Compiango di tutto cuore i nostri fratelli, che potessero essere in errore, ma non pretendo però giudicarli, e non gli amo tutti per questo di meno in Gesù Cristo, secondo che la Carità Cristiana ci insegna. Prego Dio a perdonarmi tutti i miei peccati: ho cercato scrupolosamente a conoscerli, a detestarli, e ad umiliarmi in sua presenza. Non potendo servirmi del ministero di un Sacerdote Cattolico, prego Dio di ricevere la confessione che gli ho fatta, e soprattutto il pentimento profondo che ho di aver messo il mio nome (benché ciò fosse contro mia voglia) ad atti che possan esser contrari alla disciplina, ed alla credenza della Chiesa Cattolica, alla quale sono sempre rimasto sinceramente unito di cuore. Prego Dio di ricevere la ferma risoluzione in cui sono, se mi dà vita, di servirmi tosto che il possa del Ministero di un Prete Cattolico per accusarmi di tutti i miei peccati, e ricevere il Sagramento della Penitenza.

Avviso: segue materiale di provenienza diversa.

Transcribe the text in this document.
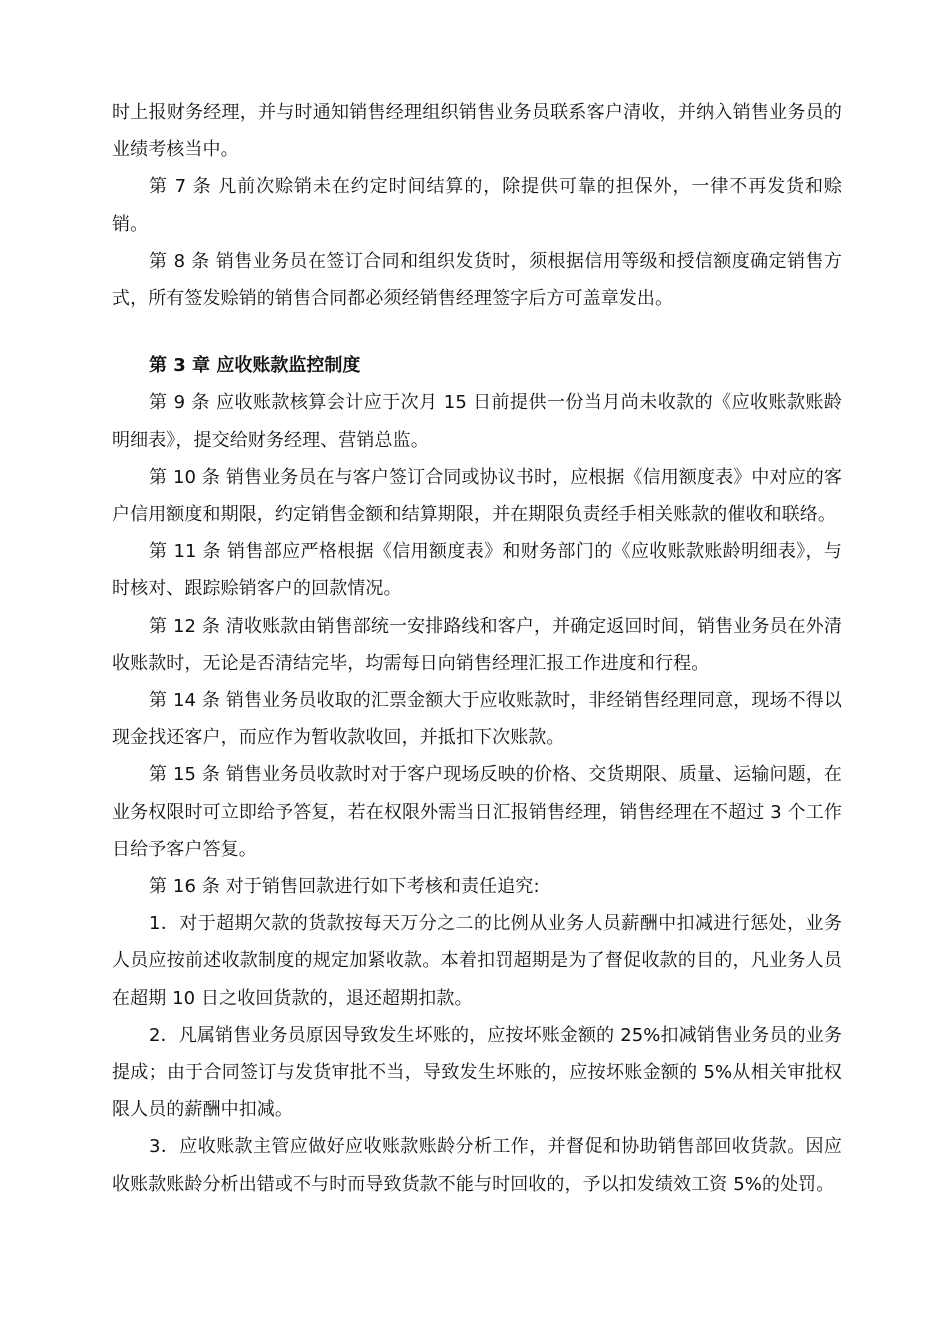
时上报财务经理，并与时通知销售经理组织销售业务员联系客户清收，并纳入销售业务员的业绩考核当中。

第 7 条 凡前次赊销未在约定时间结算的，除提供可靠的担保外，一律不再发货和赊销。

第 8 条 销售业务员在签订合同和组织发货时，须根据信用等级和授信额度确定销售方式，所有签发赊销的销售合同都必须经销售经理签字后方可盖章发出。

第 3 章 应收账款监控制度

第 9 条 应收账款核算会计应于次月 15 日前提供一份当月尚未收款的《应收账款账龄明细表》，提交给财务经理、营销总监。

第 10 条 销售业务员在与客户签订合同或协议书时，应根据《信用额度表》中对应的客户信用额度和期限，约定销售金额和结算期限，并在期限负责经手相关账款的催收和联络。

第 11 条 销售部应严格根据《信用额度表》和财务部门的《应收账款账龄明细表》，与时核对、跟踪赊销客户的回款情况。

第 12 条 清收账款由销售部统一安排路线和客户，并确定返回时间，销售业务员在外清收账款时，无论是否清结完毕，均需每日向销售经理汇报工作进度和行程。

第 14 条 销售业务员收取的汇票金额大于应收账款时，非经销售经理同意，现场不得以现金找还客户，而应作为暂收款收回，并抵扣下次账款。

第 15 条 销售业务员收款时对于客户现场反映的价格、交货期限、质量、运输问题，在业务权限时可立即给予答复，若在权限外需当日汇报销售经理，销售经理在不超过 3 个工作日给予客户答复。

第 16 条 对于销售回款进行如下考核和责任追究:

1．对于超期欠款的货款按每天万分之二的比例从业务人员薪酬中扣减进行惩处，业务人员应按前述收款制度的规定加紧收款。本着扣罚超期是为了督促收款的目的，凡业务人员在超期 10 日之收回货款的，退还超期扣款。

2．凡属销售业务员原因导致发生坏账的，应按坏账金额的 25%扣减销售业务员的业务提成；由于合同签订与发货审批不当，导致发生坏账的，应按坏账金额的 5%从相关审批权限人员的薪酬中扣减。

3．应收账款主管应做好应收账款账龄分析工作，并督促和协助销售部回收货款。因应收账款账龄分析出错或不与时而导致货款不能与时回收的，予以扣发绩效工资 5%的处罚。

Prego tutti coloro che potessi aver offesi per inavvertenza (poiché non mi ricordo di aver mai fatto scientemente offesa a veruno) o quelli a cui potessi aver dato cattivi esempj, o scandali di perdonarmi il male che credono possa loro aver fatto. Prego tutti coloro che han carità di unire le loro colle mie preghiere per ottenere da Dio il perdono dè miei peccati.

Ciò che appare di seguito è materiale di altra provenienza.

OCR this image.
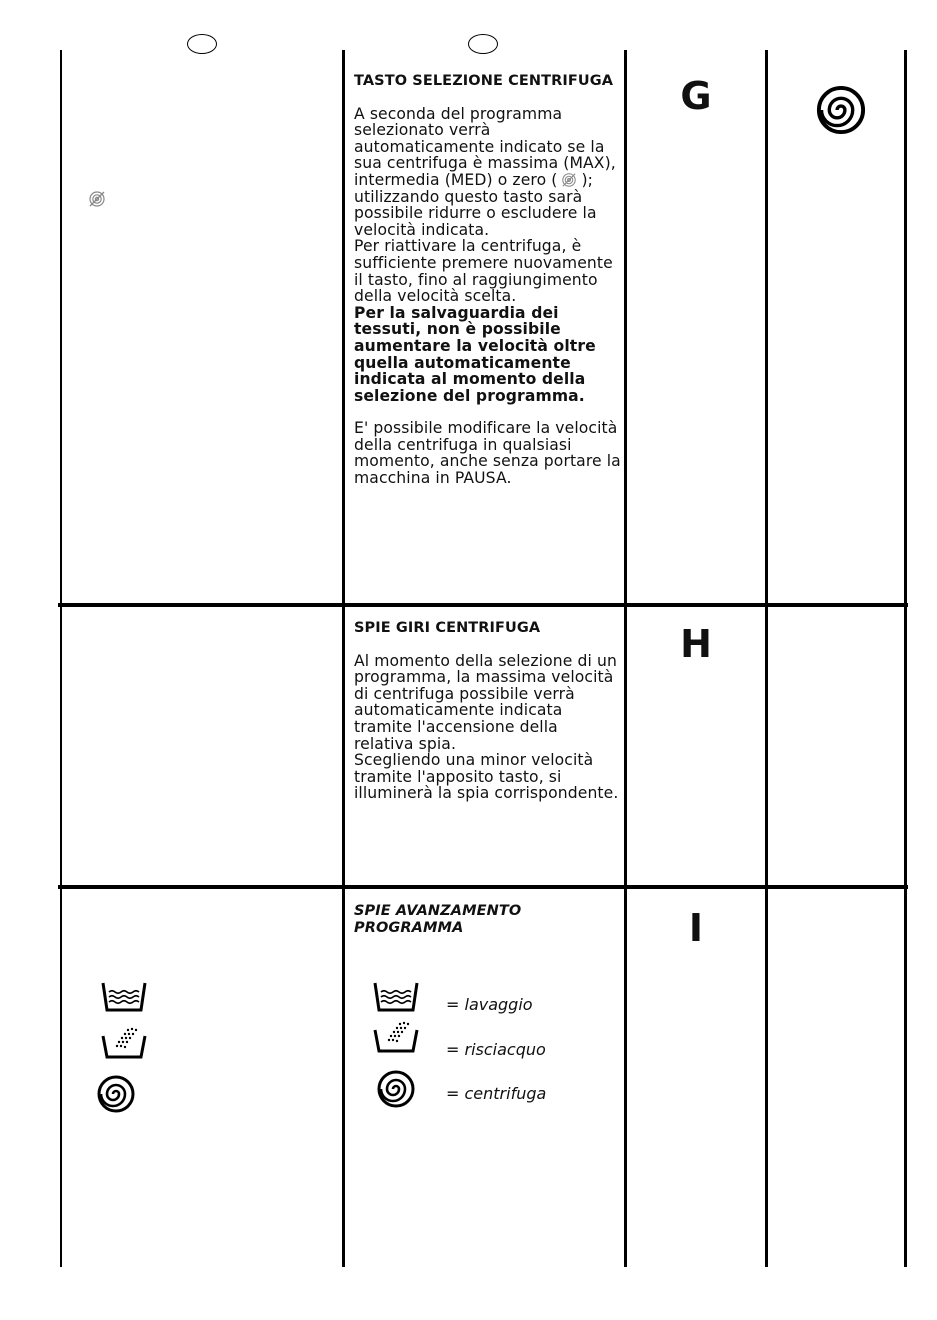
TASTO SELEZIONE CENTRIFUGA
A seconda del programma selezionato verrà automaticamente indicato se la sua centrifuga è massima (MAX), intermedia (MED) o zero ( ); utilizzando questo tasto sarà possibile ridurre o escludere la velocità indicata.
Per riattivare la centrifuga, è sufficiente premere nuovamente il tasto, fino al raggiungimento della velocità scelta.
Per la salvaguardia dei tessuti, non è possibile aumentare la velocità oltre quella automaticamente indicata al momento della selezione del programma.
E' possibile modificare la velocità della centrifuga in qualsiasi momento, anche senza portare la macchina in PAUSA.
G
SPIE GIRI CENTRIFUGA
Al momento della selezione di un programma, la massima velocità di centrifuga possibile verrà automaticamente indicata tramite l'accensione della relativa spia.
Scegliendo una minor velocità tramite l'apposito tasto, si illuminerà la spia corrispondente.
H
SPIE AVANZAMENTO
PROGRAMMA	I
= lavaggio
= risciacquo
= centrifuga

Perdono con tutto il mio cuore a coloro che si son fatti miei nimici, senza ch'io n'abbia loro dato motivo, e prego Dio di perdonare ad essi, come pure a coloro che per un falso zelo, o per un zelo malinteso mi hanno fatto assai male.

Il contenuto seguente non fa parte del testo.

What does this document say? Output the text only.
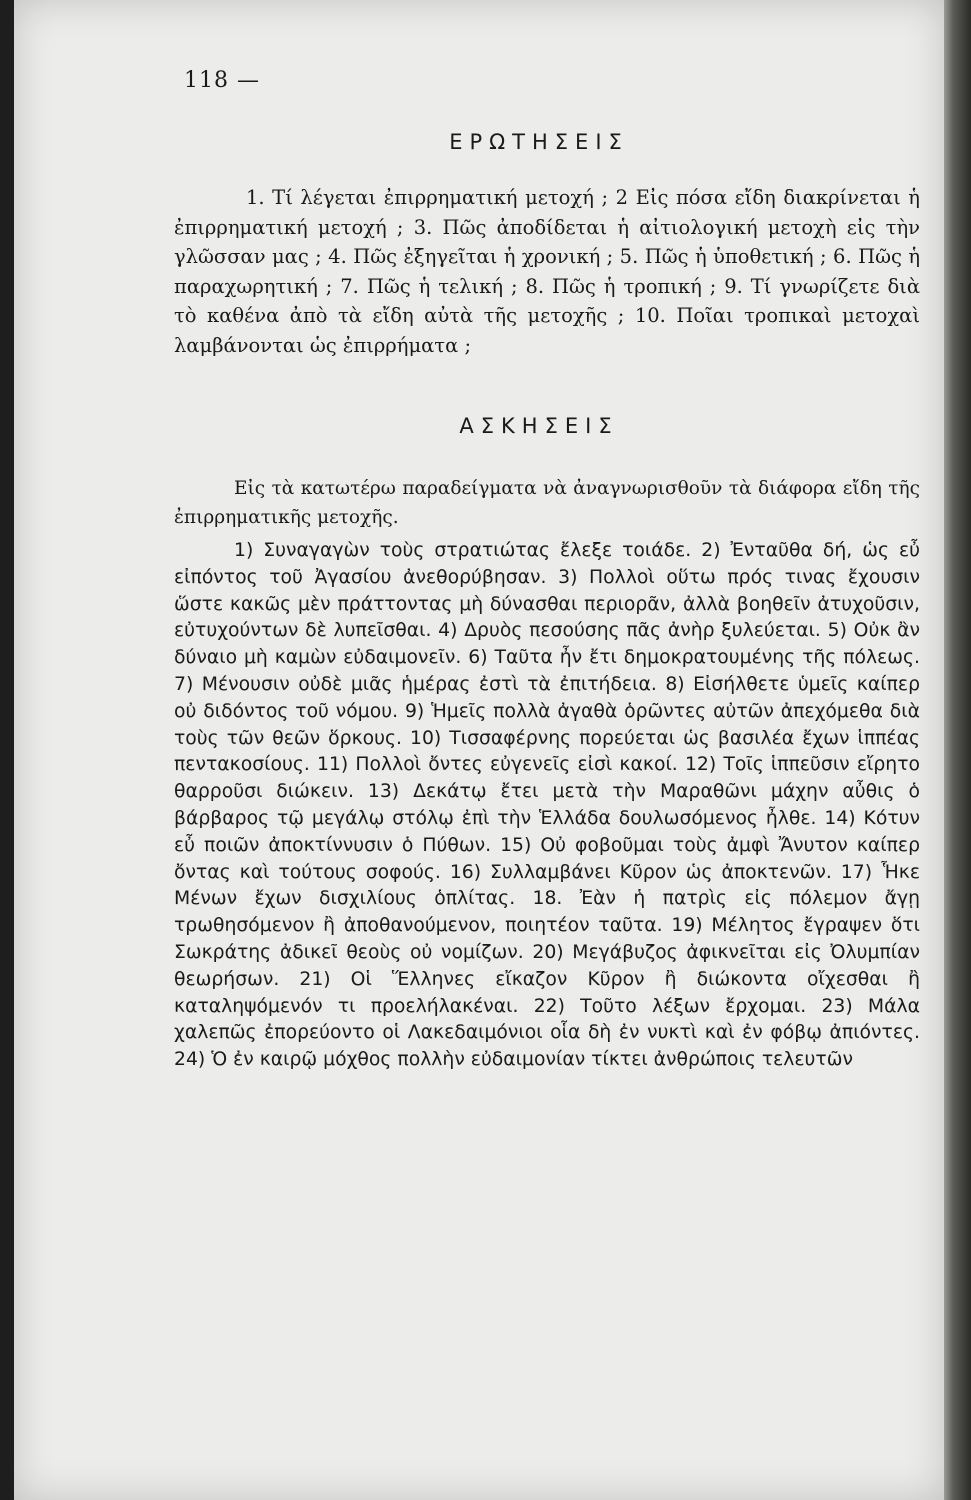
118 —
ΕΡΩΤΗΣΕΙΣ

1. Τί λέγεται ἐπιρρηματική μετοχή ; 2 Εἰς πόσα εἴδη διακρίνεται ἡ ἐπιρρηματική μετοχή ; 3. Πῶς ἀποδίδεται ἡ αἰτιολογική μετοχὴ εἰς τὴν γλῶσσαν μας ; 4. Πῶς ἐξηγεῖται ἡ χρονική ; 5. Πῶς ἡ ὑποθετική ; 6. Πῶς ἡ παραχωρητική ; 7. Πῶς ἡ τελική ; 8. Πῶς ἡ τροπική ; 9. Τί γνωρίζετε διὰ τὸ καθένα ἀπὸ τὰ εἴδη αὐτὰ τῆς μετοχῆς ; 10. Ποῖαι τροπικαὶ μετοχαὶ λαμβάνονται ὡς ἐπιρρήματα ;

ΑΣΚΗΣΕΙΣ

Εἰς τὰ κατωτέρω παραδείγματα νὰ ἀναγνωρισθοῦν τὰ διάφορα εἴδη τῆς ἐπιρρηματικῆς μετοχῆς.

1) Συναγαγὼν τοὺς στρατιώτας ἔλεξε τοιάδε. 2) Ἐνταῦθα δή, ὡς εὖ εἰπόντος τοῦ Ἀγασίου ἀνεθορύβησαν. 3) Πολλοὶ οὕτω πρός τινας ἔχουσιν ὥστε κακῶς μὲν πράττοντας μὴ δύνασθαι περιορᾶν, ἀλλὰ βοηθεῖν ἀτυχοῦσιν, εὐτυχούντων δὲ λυπεῖσθαι. 4) Δρυὸς πεσούσης πᾶς ἀνὴρ ξυλεύεται. 5) Οὐκ ἂν δύναιο μὴ καμὼν εὐδαιμονεῖν. 6) Ταῦτα ἦν ἔτι δημοκρατουμένης τῆς πόλεως. 7) Μένουσιν οὐδὲ μιᾶς ἡμέρας ἐστὶ τὰ ἐπιτήδεια. 8) Εἰσήλθετε ὑμεῖς καίπερ οὐ διδόντος τοῦ νόμου. 9) Ἡμεῖς πολλὰ ἀγαθὰ ὁρῶντες αὐτῶν ἀπεχόμεθα διὰ τοὺς τῶν θεῶν ὅρκους. 10) Τισσαφέρνης πορεύεται ὡς βασιλέα ἔχων ἱππέας πεντακοσίους. 11) Πολλοὶ ὄντες εὐγενεῖς εἰσὶ κακοί. 12) Τοῖς ἱππεῦσιν εἴρητο θαρροῦσι διώκειν. 13) Δεκάτῳ ἔτει μετὰ τὴν Μαραθῶνι μάχην αὖθις ὁ βάρβαρος τῷ μεγάλῳ στόλῳ ἐπὶ τὴν Ἑλλάδα δουλωσόμενος ἦλθε. 14) Κότυν εὖ ποιῶν ἀποκτίννυσιν ὁ Πύθων. 15) Οὐ φοβοῦμαι τοὺς ἀμφὶ Ἄνυτον καίπερ ὄντας καὶ τούτους σοφούς. 16) Συλλαμβάνει Κῦρον ὡς ἀποκτενῶν. 17) Ἧκε Μένων ἔχων δισχιλίους ὁπλίτας. 18. Ἐὰν ἡ πατρὶς εἰς πόλεμον ἄγῃ τρωθησόμενον ἢ ἀποθανούμενον, ποιητέον ταῦτα. 19) Μέλητος ἔγραψεν ὅτι Σωκράτης ἀδικεῖ θεοὺς οὐ νομίζων. 20) Μεγάβυζος ἀφικνεῖται εἰς Ὀλυμπίαν θεωρήσων. 21) Οἱ Ἕλληνες εἴκαζον Κῦρον ἢ διώκοντα οἴχεσθαι ἢ καταληψόμενόν τι προελήλακέναι. 22) Τοῦτο λέξων ἔρχομαι. 23) Μάλα χαλεπῶς ἐπορεύοντο οἱ Λακεδαιμόνιοι οἷα δὴ ἐν νυκτὶ καὶ ἐν φόβῳ ἀπιόντες. 24) Ὁ ἐν καιρῷ μόχθος πολλὴν εὐδαιμονίαν τίκτει ἀνθρώποις τελευτῶν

Raccomando a Dio mia Moglie, e i miei Figli, la mia Sorella, le mie Zie, e i miei Fratelli, e tutti coloro che mi sono uniti per vincolo di sangue, o per qualunque altro modo possa ciò essere. Prego Dio particolarmente a volgere un occhio di misericordia sopra la mia Moglie, i miei Figli, e mia Sorella che soffrono da lungo tempo con me, di sostenerli colla sua grazia se venissero a perdermi, e fino a tanto che resteranno in questo mondo peribile.
Raccomando i miei Figli a mia Moglie. Non ho mai dubitato della sua materna tenerezza per essi; le raccomando sopra tutto di farli buoni Cristiani, ed onest'Uomini, di non far loro riguardar le grandezze di questo mondo (se saran condannati a provarle) che come beni pericolosi, e transitorj, e di voltare i sguardi verso la sola Gloria solida, e durevole dell'Eternità: prego mia Sorella a voler continuare la sua tenerezza à miei Figli, e di tener loro luogo di Madre se mai avessero la disgrazia di perder la propria.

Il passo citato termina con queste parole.